The nursing profession, including the study process, often concerns the questions or morality and implies approaching at times complex moral dilemmas. For this reason, it is imperative for a nurse to nurture personal integrity and accountability that can take the form of academic integrity or professional ethics. This essay discusses the subject matter by explaining the relationship between academic integrity and writing and the relationship between professional practices and scholarly ethics.
The first step to entering the nursing field is education, which requires anyone who decides to pursue this path needs to uphold academic integrity. Academic integrity is defined as the commitment to honest and moral behavior in academic settings. Academic integrity is closely connected with academic writing as producing scholarly write-ups requires carefulness and responsibility. Probably, the greatest violation of academic integrity in writing is plagiarism, which is copying other people’s ideas without acknowledging the author (Devine & Chin, 2018). When it happens, a nurse demonstrates no regard for other people’s work and allows dishonesty into academia. Another important aspect of the nursing profession is scholarly ethics in professional practices. Nursing ethics matter because they improve the quality of care, set a precedent for patients’ dignity, and increase the chances of positive health outcomes. In modern healthcare, scholarly ethics are not completely detached from professional practices: nurses are expected to uphold the four ethical principles of patient autonomy, justice, beneficence, and non-malevolence (Butts & Rich, 2019).

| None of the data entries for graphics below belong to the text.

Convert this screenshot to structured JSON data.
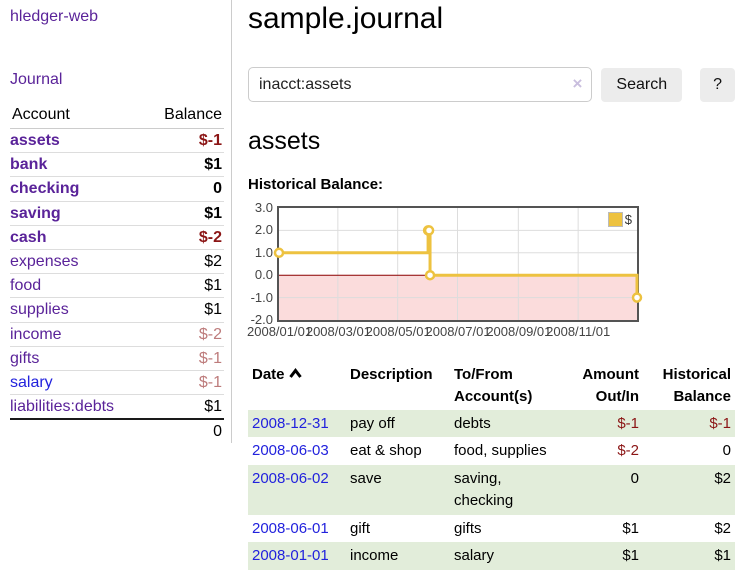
{
  "app": {
    "title": "hledger-web"
  },
  "sidebar": {
    "journal_link": "Journal",
    "accounts_table": {
      "headers": {
        "account": "Account",
        "balance": "Balance"
      },
      "rows": [
        {
          "account": "assets",
          "balance": "$-1"
        },
        {
          "account": "bank",
          "balance": "$1"
        },
        {
          "account": "checking",
          "balance": "0"
        },
        {
          "account": "saving",
          "balance": "$1"
        },
        {
          "account": "cash",
          "balance": "$-2"
        },
        {
          "account": "expenses",
          "balance": "$2"
        },
        {
          "account": "food",
          "balance": "$1"
        },
        {
          "account": "supplies",
          "balance": "$1"
        },
        {
          "account": "income",
          "balance": "$-2"
        },
        {
          "account": "gifts",
          "balance": "$-1"
        },
        {
          "account": "salary",
          "balance": "$-1"
        },
        {
          "account": "liabilities:debts",
          "balance": "$1"
        }
      ],
      "total": "0"
    }
  },
  "main": {
    "title": "sample.journal",
    "search": {
      "value": "inacct:assets",
      "clear_icon": "×",
      "button_label": "Search",
      "help_label": "?"
    },
    "account_heading": "assets",
    "chart_heading": "Historical Balance:",
    "register": {
      "headers": {
        "date": "Date",
        "description": "Description",
        "accounts": "To/From Account(s)",
        "amount": "Amount Out/In",
        "balance": "Historical Balance"
      },
      "rows": [
        {
          "date": "2008-12-31",
          "description": "pay off",
          "accounts": "debts",
          "amount": "$-1",
          "balance": "$-1"
        },
        {
          "date": "2008-06-03",
          "description": "eat & shop",
          "accounts": "food, supplies",
          "amount": "$-2",
          "balance": "0"
        },
        {
          "date": "2008-06-02",
          "description": "save",
          "accounts": "saving, checking",
          "amount": "0",
          "balance": "$2"
        },
        {
          "date": "2008-06-01",
          "description": "gift",
          "accounts": "gifts",
          "amount": "$1",
          "balance": "$2"
        },
        {
          "date": "2008-01-01",
          "description": "income",
          "accounts": "salary",
          "amount": "$1",
          "balance": "$1"
        }
      ]
    }
  },
  "chart_data": {
    "type": "line",
    "step": true,
    "title": "Historical Balance:",
    "series": [
      {
        "name": "$",
        "color": "#edc240",
        "points": [
          [
            "2008-01-01",
            1
          ],
          [
            "2008-06-01",
            2
          ],
          [
            "2008-06-02",
            2
          ],
          [
            "2008-06-03",
            0
          ],
          [
            "2008-12-31",
            -1
          ]
        ]
      }
    ],
    "xlim": [
      "2008-01-01",
      "2008-12-31"
    ],
    "ylim": [
      -2,
      3
    ],
    "y_ticks": [
      3.0,
      2.0,
      1.0,
      0.0,
      -1.0,
      -2.0
    ],
    "x_ticks": [
      {
        "date": "2008-01-01",
        "label": "2008/01/01"
      },
      {
        "date": "2008-03-01",
        "label": "2008/03/01"
      },
      {
        "date": "2008-05-01",
        "label": "2008/05/01"
      },
      {
        "date": "2008-07-01",
        "label": "2008/07/01"
      },
      {
        "date": "2008-09-01",
        "label": "2008/09/01"
      },
      {
        "date": "2008-11-01",
        "label": "2008/11/01"
      }
    ],
    "grid": true,
    "legend_position": "top-right",
    "zero_line_color": "#8b0000",
    "negative_region_fill": "#fbdcdc",
    "gridline_color": "#dddddd"
  },
  "colors": {
    "visited_link_purple": "#5a2399",
    "link_blue": "#2222dd",
    "negative_red": "#8b1515",
    "negative_soft_red": "#bd7b7b",
    "row_green": "#e2edda",
    "chart_line_yellow": "#edc240"
  }
}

In summation, at present, nurses are expected to hold themselves to the highest standards of personal integrity and accountability, be it in academia or at the workplace. Writing is an integral part of nursing education and should comply with academic integrity guidelines such as the prohibition of any type of plagiarism. Workplace ethics largely stem from scholarly ethics that should guide professional practices and revolve around patient autonomy, justice, beneficence, and non-malevolence.
Butts, J. B., & Rich, K. L. (2019). Nursing ethics. Jones & Bartlett Learning.
Devine, C. A., & Chin, E. D. (2018). Integrity in nursing students: A concept analysis. Nurse education today, 60, 133-138.